Law Enforcement Launches Operation Protect Our Pack
The leaders of three local law enforcement agencies announced today the creation of a crime suppression partnership focused on driving criminal activity — including the sale of marijuana and associated crimes — from apartment neighborhoods near the University of West Georgia campus.
The partnership – which includes the Carrollton Police Department, the Carroll County Sheriff’s Office and university police – demonstrates a proactive commitment to the safety of residents, including students, in those neighborhoods and surrounding areas.
“While the data shows our campus to be among the safest in Georgia, no crime is acceptable,” UWG Interim Police Chief Ned Watson said. “We stand strong in our zerotolerance policy against any criminal activity on or near university property. We have reached out to our law enforcement colleagues to help us carry out that policy and they have turned out in force.”
Called Operation Protect Our Pack, the partnership includes coordinated surveillance and investigation of activity in the neighborhoods, as well as periodic drug sweeps. The operation is underway and will continue indefinitely.
To better coordinate efforts, Carrollton and university police each temporarily has assigned an officer to the other department, with a senior Carrollton officer serving as UWG’s deputy police chief during the operation.
“This is a unified operation from every sense,” said Carrollton Police Chief Joel Richards. “While we have had mutual aid agreements in place for some time, this is the first time we have come together like this.

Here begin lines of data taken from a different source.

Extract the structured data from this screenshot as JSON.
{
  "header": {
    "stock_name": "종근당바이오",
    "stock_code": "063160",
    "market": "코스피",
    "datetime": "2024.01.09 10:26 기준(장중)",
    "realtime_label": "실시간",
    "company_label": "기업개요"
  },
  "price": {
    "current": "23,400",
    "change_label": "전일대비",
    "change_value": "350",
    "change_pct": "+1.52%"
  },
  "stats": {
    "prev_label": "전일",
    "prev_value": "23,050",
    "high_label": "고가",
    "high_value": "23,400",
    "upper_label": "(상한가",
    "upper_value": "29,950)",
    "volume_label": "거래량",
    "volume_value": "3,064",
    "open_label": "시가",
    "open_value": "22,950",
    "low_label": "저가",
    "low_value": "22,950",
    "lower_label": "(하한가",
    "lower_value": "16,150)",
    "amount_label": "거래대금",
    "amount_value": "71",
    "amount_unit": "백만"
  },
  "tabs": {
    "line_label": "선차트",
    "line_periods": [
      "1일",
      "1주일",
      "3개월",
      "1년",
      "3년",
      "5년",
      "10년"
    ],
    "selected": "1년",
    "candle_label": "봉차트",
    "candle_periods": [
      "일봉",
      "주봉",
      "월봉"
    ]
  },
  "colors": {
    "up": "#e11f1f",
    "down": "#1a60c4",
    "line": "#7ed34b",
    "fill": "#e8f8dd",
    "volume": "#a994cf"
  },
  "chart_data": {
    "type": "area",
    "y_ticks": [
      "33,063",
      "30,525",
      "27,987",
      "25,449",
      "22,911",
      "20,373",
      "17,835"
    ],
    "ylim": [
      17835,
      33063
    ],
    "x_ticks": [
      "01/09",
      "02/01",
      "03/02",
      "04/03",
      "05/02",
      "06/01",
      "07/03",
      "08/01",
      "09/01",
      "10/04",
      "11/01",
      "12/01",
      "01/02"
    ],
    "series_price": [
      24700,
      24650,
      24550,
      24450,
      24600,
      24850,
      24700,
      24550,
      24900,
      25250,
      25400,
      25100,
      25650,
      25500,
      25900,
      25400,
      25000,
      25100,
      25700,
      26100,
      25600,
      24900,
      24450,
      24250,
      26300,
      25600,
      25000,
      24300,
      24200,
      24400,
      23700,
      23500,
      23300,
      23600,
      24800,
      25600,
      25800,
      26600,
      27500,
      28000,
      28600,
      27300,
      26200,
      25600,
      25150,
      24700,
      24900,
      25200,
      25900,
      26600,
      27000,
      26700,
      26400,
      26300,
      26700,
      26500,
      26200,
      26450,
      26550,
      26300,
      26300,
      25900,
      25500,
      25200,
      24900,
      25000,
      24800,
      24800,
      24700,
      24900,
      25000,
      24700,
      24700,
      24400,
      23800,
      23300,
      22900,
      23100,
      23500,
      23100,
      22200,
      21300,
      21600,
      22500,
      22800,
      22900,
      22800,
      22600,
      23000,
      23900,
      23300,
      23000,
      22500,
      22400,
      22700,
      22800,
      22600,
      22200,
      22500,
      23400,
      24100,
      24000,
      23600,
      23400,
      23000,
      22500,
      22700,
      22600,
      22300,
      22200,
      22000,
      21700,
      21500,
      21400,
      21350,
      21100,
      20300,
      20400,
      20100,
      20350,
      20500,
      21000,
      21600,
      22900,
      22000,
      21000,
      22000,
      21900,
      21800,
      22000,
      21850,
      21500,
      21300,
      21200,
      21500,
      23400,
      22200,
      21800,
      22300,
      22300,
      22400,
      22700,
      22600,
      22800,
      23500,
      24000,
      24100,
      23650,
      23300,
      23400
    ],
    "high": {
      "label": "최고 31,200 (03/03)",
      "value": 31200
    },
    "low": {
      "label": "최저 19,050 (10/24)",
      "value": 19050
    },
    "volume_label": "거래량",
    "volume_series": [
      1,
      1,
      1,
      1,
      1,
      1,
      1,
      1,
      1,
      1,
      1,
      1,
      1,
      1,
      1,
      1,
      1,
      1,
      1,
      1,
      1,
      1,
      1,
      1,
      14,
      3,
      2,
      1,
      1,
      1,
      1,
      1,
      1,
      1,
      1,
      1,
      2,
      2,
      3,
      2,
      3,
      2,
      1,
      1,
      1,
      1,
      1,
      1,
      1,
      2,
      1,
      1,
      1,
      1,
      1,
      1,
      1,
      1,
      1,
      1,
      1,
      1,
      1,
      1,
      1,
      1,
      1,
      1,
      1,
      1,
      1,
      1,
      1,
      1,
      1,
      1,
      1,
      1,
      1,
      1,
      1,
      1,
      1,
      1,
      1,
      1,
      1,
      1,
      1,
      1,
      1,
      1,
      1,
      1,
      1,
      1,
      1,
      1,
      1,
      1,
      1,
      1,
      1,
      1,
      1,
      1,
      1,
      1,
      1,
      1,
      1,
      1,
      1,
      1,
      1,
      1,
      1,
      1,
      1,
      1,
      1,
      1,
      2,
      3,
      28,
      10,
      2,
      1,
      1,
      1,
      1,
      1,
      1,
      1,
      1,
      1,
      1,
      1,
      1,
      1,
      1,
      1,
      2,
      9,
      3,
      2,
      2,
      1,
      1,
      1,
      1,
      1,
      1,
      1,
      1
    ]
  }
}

That shows how serious we are.”
“Dealers are coming from outside areas to conduct their business,” Richards said. “Not only are they dealing, but, with money involved, they are committing other crimes in the process.”
“That’s why joint efforts like this are so important,” said Carroll County Sheriff Terry Langley. “One department may have information or resources that benefit the others. There really is strength in our numbers.”
Law enforcement experts say crackdowns like the local one reduce crime in two ways. They increase the certainty offenders will be caught and punished. At the same time, crackdowns act as a deterrent to possible subsequent crimes by sending a clear message to offenders that this type of criminal activity will not be tolerated in our community.
Research shows drug sweeps not only create short-term reductions in criminal activity, but they usually lead to longer-term decreases. Often, they cause the numbers of other crimes to drop as well.